Fix Patterns for Write Skew

  • Serializable isolation with retry logic (often the cleanest correctness fix).
  • Explicit locking on a shared “guard” row or advisory lock to create a conflict.
  • Schema-level constraints if you can model the invariant declaratively.
  • Single-row counter pattern (careful: can become hotspot).

Production Guidance: Prefer Declarative Constraints

If you can enforce invariants with unique constraints, check constraints, or exclusion constraints (engine-specific), do it. It reduces reliance on isolation semantics and application correctness.

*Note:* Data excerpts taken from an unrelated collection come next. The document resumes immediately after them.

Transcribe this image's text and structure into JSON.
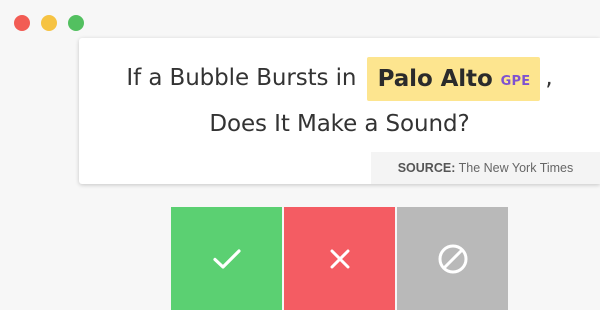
{
  "window": {
    "controls": [
      "close",
      "minimize",
      "maximize"
    ]
  },
  "headline": {
    "part1": "If a Bubble Bursts in",
    "entity_text": "Palo Alto",
    "entity_label": "GPE",
    "part2": ",",
    "line2": "Does It Make a Sound?"
  },
  "source": {
    "label": "SOURCE:",
    "value": "The New York Times"
  },
  "actions": [
    {
      "name": "accept",
      "icon": "check-icon",
      "color": "#5bd072"
    },
    {
      "name": "reject",
      "icon": "x-icon",
      "color": "#f45c63"
    },
    {
      "name": "ignore",
      "icon": "ban-icon",
      "color": "#b9b9b9"
    }
  ],
  "colors": {
    "entity_highlight": "#fde58f",
    "entity_label": "#7f52d0",
    "text": "#333333"
  }
}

Failure Modes in Production

  • Overselling: lost update due to read-then-write logic.
  • Double spend: balance decremented twice with no atomic check.
  • Booking overlap: phantom inserts violate availability checks.
  • Write skew invariant break: “looks correct” logic violates global rule.
  • Retry storms: serializable fixes without backoff cause cascading load.

Operational Checklist

  • Identify business invariants explicitly (write them down).
  • Classify invariants: single-row vs multi-row vs range/predicate based.
  • Avoid read-then-write when atomic conditional updates can work.
  • For predicate invariants (ranges), consider serializable or explicit range locks.
  • For write skew risks, use serializable or a shared guard lock/row.
  • Implement safe retries with jitter/backoff for conflicts and serialization failures.
  • Load test concurrency scenarios; anomalies appear only under contention.
  • Log and monitor failed conditional updates (they are expected under contention).
  • After changes, verify invariants with periodic consistency checks.
  • Educate app teams: anomalies are predictable, not “random bugs.”

Summary

Phantoms, lost updates, and write skew are not academic. They are the core concurrency bug patterns behind oversells, double spends, and broken invariants. The fix is to choose the correct isolation level and pair it with atomic updates, constraints, and robust retry strategies.